Hayward was never the most widely recognized figure to emerge from the postwar period, but his work carried unusual weight within artist circles. Mike Kelley once described him as “one of the few truly important West Coast painters,” a judgment that reflects the esteem in which Hayward was held by peers who responded to the rigor and oddity of his practice.
Born in San Francisco in 1943, Hayward studied at San Diego State University before completing graduate work at the University of California, Los Angeles in 1969. He later explained that he was relieved to discover in college that an artist did not need to draw people. That freedom helped shape a career that moved away from figuration and toward increasingly stripped-down abstraction.

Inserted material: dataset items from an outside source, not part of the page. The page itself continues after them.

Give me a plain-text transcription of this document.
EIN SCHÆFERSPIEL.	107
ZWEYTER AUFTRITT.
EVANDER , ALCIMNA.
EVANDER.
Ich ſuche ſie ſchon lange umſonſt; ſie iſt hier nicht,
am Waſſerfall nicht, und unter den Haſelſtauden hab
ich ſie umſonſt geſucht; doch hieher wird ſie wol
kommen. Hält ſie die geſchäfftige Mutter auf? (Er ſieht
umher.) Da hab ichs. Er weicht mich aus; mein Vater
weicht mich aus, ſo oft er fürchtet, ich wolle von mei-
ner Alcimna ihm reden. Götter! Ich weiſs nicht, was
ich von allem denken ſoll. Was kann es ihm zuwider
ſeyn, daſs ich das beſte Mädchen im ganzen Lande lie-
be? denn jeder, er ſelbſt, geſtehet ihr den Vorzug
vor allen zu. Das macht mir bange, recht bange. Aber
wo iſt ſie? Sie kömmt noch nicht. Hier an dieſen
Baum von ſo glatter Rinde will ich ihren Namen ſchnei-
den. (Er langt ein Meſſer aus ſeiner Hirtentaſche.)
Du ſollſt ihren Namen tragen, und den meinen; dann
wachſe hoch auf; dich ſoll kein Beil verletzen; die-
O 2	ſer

From the mid-1970s onward, Hayward largely made monochrome paintings, but his surfaces resisted the polished finish often associated with that mode. Instead of smooth, even fields, he left the paint thick and chunky, giving the works a tactile, almost stubborn physicality. In a 2012 exhibition at Los Angeles’s Richard Telles Fine Art, Artforum noted that his paint, “allegedly applied in the dark,” still produced a surprising range of variation. Hayward himself described the work with characteristic dry wit: “People ask what does that mean—you know, lay people? I say, well basically I make one-color paintings of basically nothing.”
Before that long monochrome period, Hayward painted works divided into two color fields split down the middle. He eventually abandoned that structure, saying, “I realized that I never again wanted to paint on this side or that side of any more god damn lines.” What followed were paintings he called “automatic,” aligning them with Surrealist ideas of art made by surrendering conscious control.

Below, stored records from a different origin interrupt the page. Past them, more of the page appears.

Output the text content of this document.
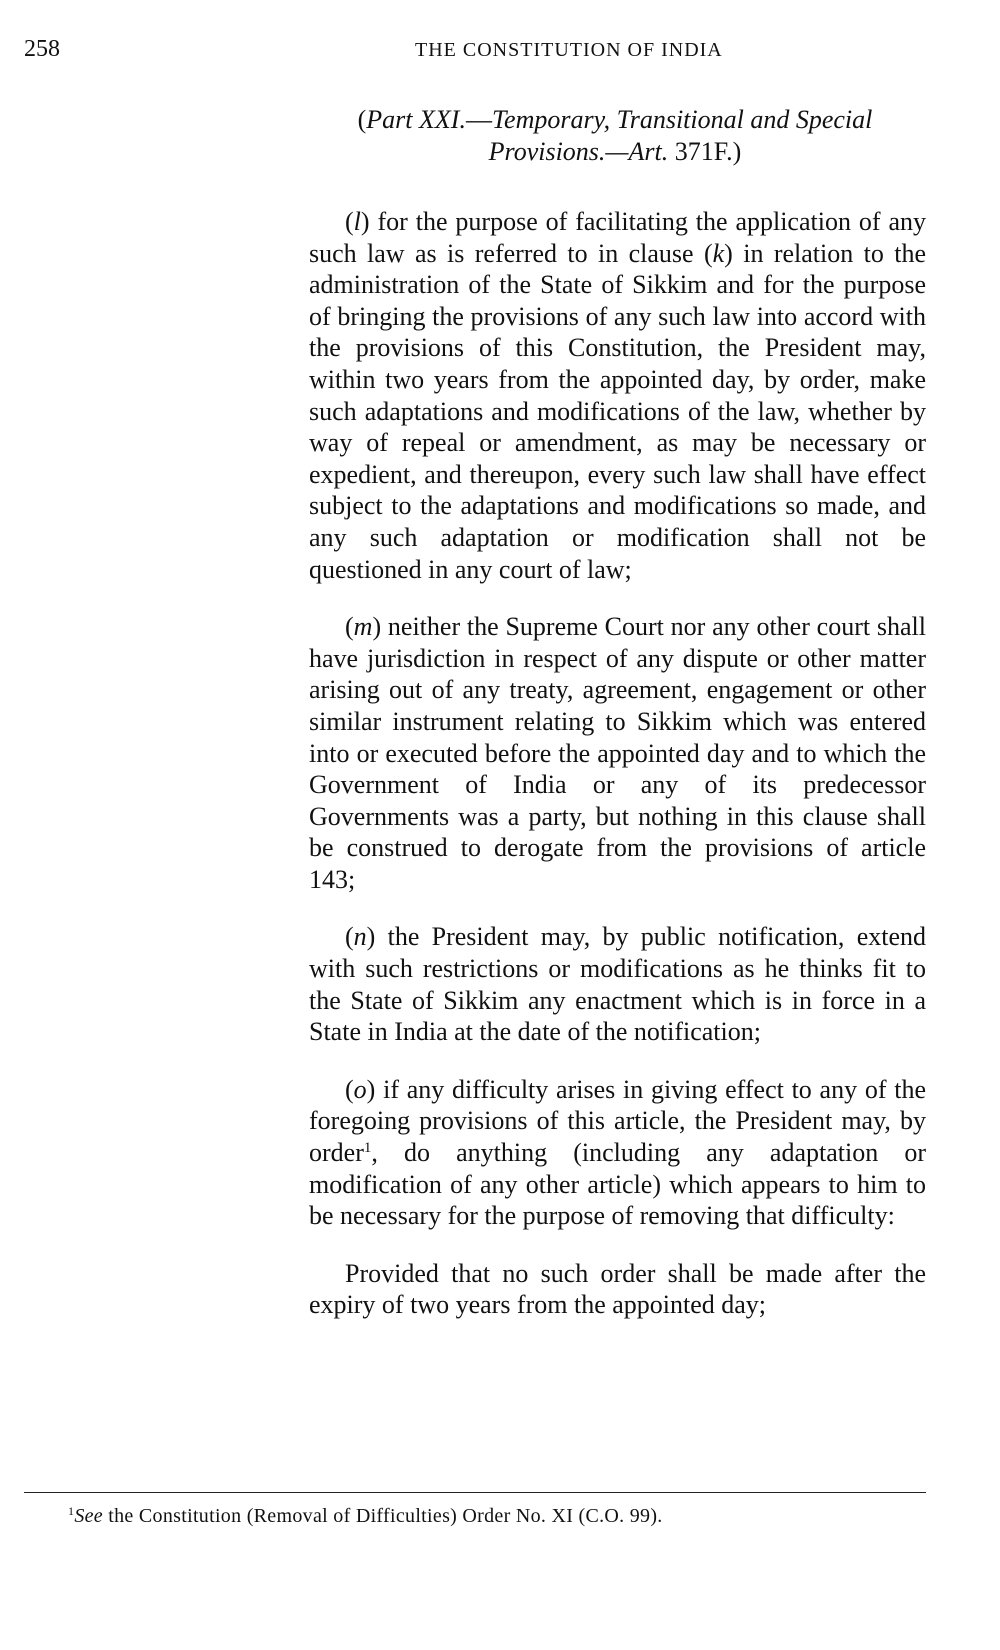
258	THE CONSTITUTION OF INDIA
(Part XXI.—Temporary, Transitional and Special Provisions.—Art. 371F.)

(l) for the purpose of facilitating the application of any such law as is referred to in clause (k) in relation to the administration of the State of Sikkim and for the purpose of bringing the provisions of any such law into accord with the provisions of this Constitution, the President may, within two years from the appointed day, by order, make such adaptations and modifications of the law, whether by way of repeal or amendment, as may be necessary or expedient, and thereupon, every such law shall have effect subject to the adaptations and modifications so made, and any such adaptation or modification shall not be questioned in any court of law;

(m) neither the Supreme Court nor any other court shall have jurisdiction in respect of any dispute or other matter arising out of any treaty, agreement, engagement or other similar instrument relating to Sikkim which was entered into or executed before the appointed day and to which the Government of India or any of its predecessor Governments was a party, but nothing in this clause shall be construed to derogate from the provisions of article 143;

(n) the President may, by public notification, extend with such restrictions or modifications as he thinks fit to the State of Sikkim any enactment which is in force in a State in India at the date of the notification;

(o) if any difficulty arises in giving effect to any of the foregoing provisions of this article, the President may, by order$^1$, do anything (including any adaptation or modification of any other article) which appears to him to be necessary for the purpose of removing that difficulty:

Provided that no such order shall be made after the expiry of two years from the appointed day;

$^1$See the Constitution (Removal of Difficulties) Order No. XI (C.O. 99).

Although Sidney Janis Gallery in New York was among the first commercial spaces to show him, Hayward’s solo exhibitions were concentrated on the West Coast. San Francisco’s Modernism gallery presented more than 10 one-person exhibitions of his work, and in recent years his paintings appeared at Roberts Projects, the Pit gallery, and Miles McEnery Gallery. His work is now held by the San Francisco Museum of Modern Art, the Los Angeles County Museum of Art, and the Museum of Contemporary Art Los Angeles.
For much of his career, Hayward worked on a horse farm in Moorpark, where he continued painting into later life and wrote Indiscretions, a book of autobiographical anecdotes. Asked about the title, he offered a line that suits the rest of his career: “Discretion is the better part of valor, but indiscretion is the better part of adventure.”